Large-scale streaks in wall-bounded turbulent flows: amplication, instability, self-sustaining process and control

• Main Author: Hwang, Yongyun
• Language: ENG
• Published: Ecole Polytechnique X 2010
• Subjects: [SPI:MECA:MEFL] Engineering Sciences/Mechanics/Fluids mechanics; [PHYS:MECA:MEFL] Physics/Mechanics/Mechanics of the fluids; Large-scale streaks; wall turbulence; non-modal growth; instability; self-sustaining process; drag reduction
• Online Access: http://pastel.archives-ouvertes.fr/pastel-00564901; http://pastel.archives-ouvertes.fr/docs/00/56/49/01/PDF/Thesis_final.pdf

Wall-bounded turbulent flows such as plane Couette flow, channel, pipe flows and boundary layer flows are fundamental problem of interest that we often meet in many scientific and engineering situations. The goal of the present thesis is to investigate the origin of large-scale streaky motions observed in the wall-bounded turbulent flows. Under a hypothesis that the large-scale streaky motions sustain with a process similar to the well-known near-wall self-sustaining cycle, the present thesis have pursued on four separate subjects: (i) non-modal amplification of streaks, (ii) the secondary instability of the finite amplitude streaks, (iii) existence of a self-sustaining process at large scale and (iv) turbulent skin friction reduction by forcing streaks.

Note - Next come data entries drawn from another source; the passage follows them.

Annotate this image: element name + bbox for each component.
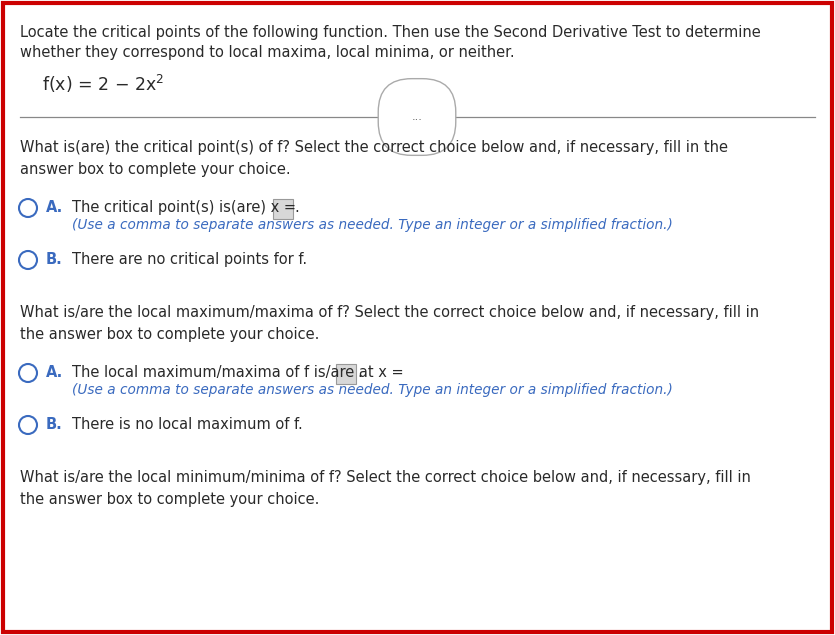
Text: (Use a comma to separate answers as needed. Type an integer or a simplified frac: (Use a comma to separate answers as need…: [72, 383, 673, 397]
Text: the answer box to complete your choice.: the answer box to complete your choice.: [20, 327, 319, 342]
Text: B.: B.: [46, 252, 63, 267]
Text: What is/are the local maximum/maxima of f? Select the correct choice below and, : What is/are the local maximum/maxima of …: [20, 305, 759, 320]
Text: What is/are the local minimum/minima of f? Select the correct choice below and, : What is/are the local minimum/minima of …: [20, 470, 751, 485]
Text: A.: A.: [46, 200, 63, 215]
Text: the answer box to complete your choice.: the answer box to complete your choice.: [20, 492, 319, 507]
FancyBboxPatch shape: [336, 364, 356, 384]
Text: Locate the critical points of the following function. Then use the Second Deriva: Locate the critical points of the follow…: [20, 25, 761, 40]
Text: A.: A.: [46, 365, 63, 380]
Text: f(x) = 2 $-$ 2x$^2$: f(x) = 2 $-$ 2x$^2$: [42, 73, 164, 95]
Text: .: .: [357, 365, 362, 380]
Text: The local maximum/maxima of f is/are at x =: The local maximum/maxima of f is/are at …: [72, 365, 403, 380]
FancyBboxPatch shape: [273, 199, 293, 219]
Text: whether they correspond to local maxima, local minima, or neither.: whether they correspond to local maxima,…: [20, 45, 514, 60]
Text: The critical point(s) is(are) x =: The critical point(s) is(are) x =: [72, 200, 296, 215]
Text: .: .: [294, 200, 299, 215]
Text: answer box to complete your choice.: answer box to complete your choice.: [20, 162, 291, 177]
Text: ...: ...: [412, 112, 423, 122]
Text: There is no local maximum of f.: There is no local maximum of f.: [72, 417, 303, 432]
Text: There are no critical points for f.: There are no critical points for f.: [72, 252, 307, 267]
Text: What is(are) the critical point(s) of f? Select the correct choice below and, if: What is(are) the critical point(s) of f?…: [20, 140, 728, 155]
Text: B.: B.: [46, 417, 63, 432]
Text: (Use a comma to separate answers as needed. Type an integer or a simplified frac: (Use a comma to separate answers as need…: [72, 218, 673, 232]
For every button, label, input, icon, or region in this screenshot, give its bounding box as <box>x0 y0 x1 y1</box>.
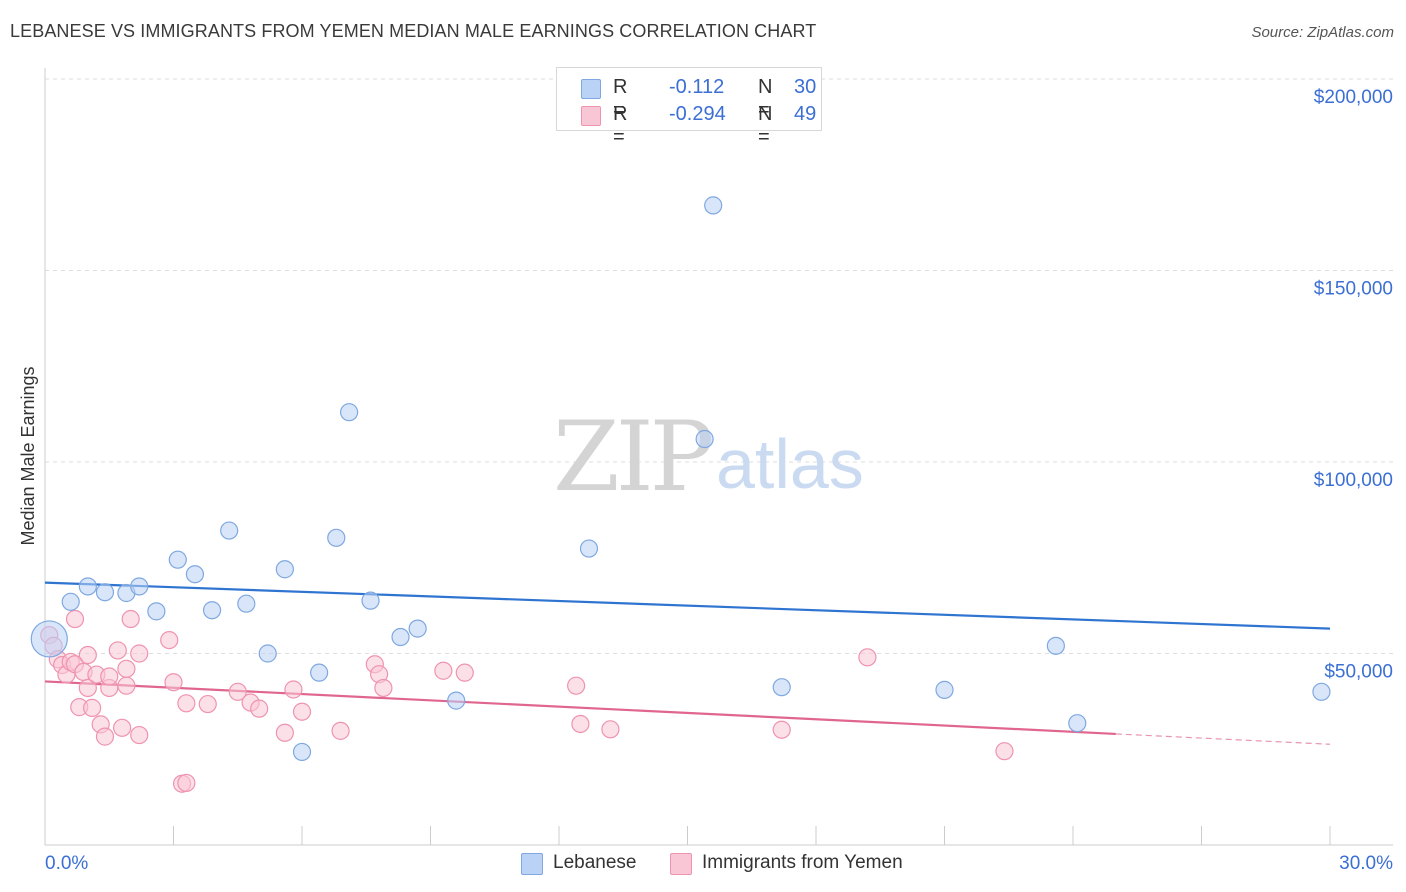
lebanese-point <box>310 663 329 682</box>
lebanese-point <box>579 539 599 558</box>
lebanese-point <box>391 627 410 647</box>
yemen-point <box>858 648 877 667</box>
yemen-point <box>65 609 85 629</box>
lebanese-point <box>1068 714 1087 733</box>
lebanese-swatch <box>521 853 543 875</box>
lebanese-swatch <box>581 79 601 99</box>
watermark-atlas: atlas <box>716 425 864 503</box>
yemen-point <box>117 659 136 678</box>
yemen-trend-extension <box>1115 733 1331 745</box>
lebanese-point <box>61 592 80 611</box>
r-label: R = <box>613 103 628 148</box>
watermark-zip: ZIP <box>553 401 712 513</box>
lebanese-point <box>340 403 359 422</box>
legend-label: Immigrants from Yemen <box>702 852 903 873</box>
watermark: ZIP atlas <box>553 401 864 513</box>
yemen-point <box>78 645 97 665</box>
yemen-point <box>198 694 217 714</box>
yemen-point <box>83 698 102 717</box>
yemen-point <box>434 661 453 680</box>
yemen-point <box>275 723 294 742</box>
lebanese-trend-line <box>44 581 1331 630</box>
yemen-point <box>571 714 590 734</box>
yemen-point <box>108 641 127 660</box>
lebanese-point <box>237 594 256 613</box>
lebanese-point <box>147 602 166 621</box>
lebanese-point <box>1312 682 1331 701</box>
lebanese-point <box>695 429 714 449</box>
lebanese-point <box>258 644 277 663</box>
n-value: 49 <box>794 103 817 125</box>
yemen-trend-line <box>44 680 1116 736</box>
yemen-point <box>292 702 312 721</box>
lebanese-point <box>935 680 954 699</box>
yemen-swatch <box>670 853 692 875</box>
lebanese-point <box>361 591 380 610</box>
y-tick-label: $150,000 <box>1314 279 1393 300</box>
lebanese-point <box>408 619 427 638</box>
yemen-point <box>995 742 1014 761</box>
lebanese-point <box>220 521 239 540</box>
r-value: -0.112 <box>669 76 725 98</box>
lebanese-point <box>275 560 294 579</box>
n-label: N = <box>758 76 773 121</box>
yemen-point <box>177 773 196 793</box>
y-tick-label: $100,000 <box>1314 470 1393 491</box>
y-tick-label: $50,000 <box>1324 662 1393 683</box>
y-tick-label: $200,000 <box>1314 87 1393 108</box>
lebanese-point <box>1046 636 1065 655</box>
source-credit: Source: ZipAtlas.com <box>1251 24 1394 41</box>
yemen-point <box>160 630 179 650</box>
lebanese-point <box>772 678 791 697</box>
lebanese-point <box>202 601 222 620</box>
lebanese-point <box>327 528 346 547</box>
yemen-point <box>95 727 115 746</box>
tick-labels: $50,000 $100,000 $150,000 $200,000 0.0% 30.0% <box>45 87 1393 874</box>
yemen-point <box>177 694 196 713</box>
legend-label: Lebanese <box>553 852 637 873</box>
correlation-legend: R = -0.112 N = 30 R = -0.294 N = 49 <box>556 67 822 148</box>
yemen-point <box>117 676 136 695</box>
yemen-point <box>112 718 132 737</box>
trend-lines <box>44 581 1331 745</box>
lebanese-point <box>168 550 187 569</box>
lebanese-point <box>447 691 466 710</box>
yemen-point <box>78 678 97 698</box>
lebanese-point <box>185 565 205 584</box>
lebanese-point <box>130 577 149 596</box>
yemen-point <box>772 720 791 739</box>
chart-title: LEBANESE VS IMMIGRANTS FROM YEMEN MEDIAN… <box>10 21 817 41</box>
yemen-point <box>567 676 586 695</box>
lebanese-point <box>78 577 97 596</box>
n-value: 30 <box>794 76 817 98</box>
lebanese-point <box>95 583 115 602</box>
n-label: N = <box>758 103 773 148</box>
yemen-point <box>130 644 149 663</box>
data-points <box>30 196 1331 793</box>
axes <box>44 68 1393 846</box>
yemen-point <box>121 609 140 629</box>
yemen-point <box>164 673 183 692</box>
x-tick-label: 30.0% <box>1339 853 1393 874</box>
yemen-point <box>228 682 247 701</box>
yemen-point <box>331 721 350 740</box>
r-value: -0.294 <box>669 103 726 125</box>
yemen-point <box>130 725 149 745</box>
yemen-point <box>455 663 474 682</box>
gridlines <box>45 78 1393 654</box>
lebanese-point <box>704 196 723 215</box>
yemen-point <box>100 667 119 686</box>
yemen-swatch <box>581 106 601 126</box>
yemen-point <box>374 678 393 698</box>
lebanese-point <box>292 742 312 762</box>
x-tick-label: 0.0% <box>45 853 88 874</box>
yemen-point <box>601 720 620 739</box>
r-label: R = <box>613 76 628 121</box>
lebanese-point <box>30 620 68 658</box>
yemen-point <box>284 680 303 699</box>
y-axis-label: Median Male Earnings <box>18 366 38 545</box>
yemen-point <box>250 699 269 718</box>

First, using a linear model with turbulent mean flow and the related eddy viscosity, it is shown that the streaks are largely amplified by harmonic and stochastic forcing. The largely amplified streaks undergo the secondary instability and it has been associated with the formation of the large-scale motions (bulge). The existence of a self-sustaining process involving the amplification and instability of streaks at large scale is proved by quenching the smaller-scale energy carrying eddies in the near-wall and logarithmic regions. Finally, it is shown that artificially forcing of large-scale streaks reduce the turbulent skin friction up to 10\% by attenuating the near-wall streamwise vortices.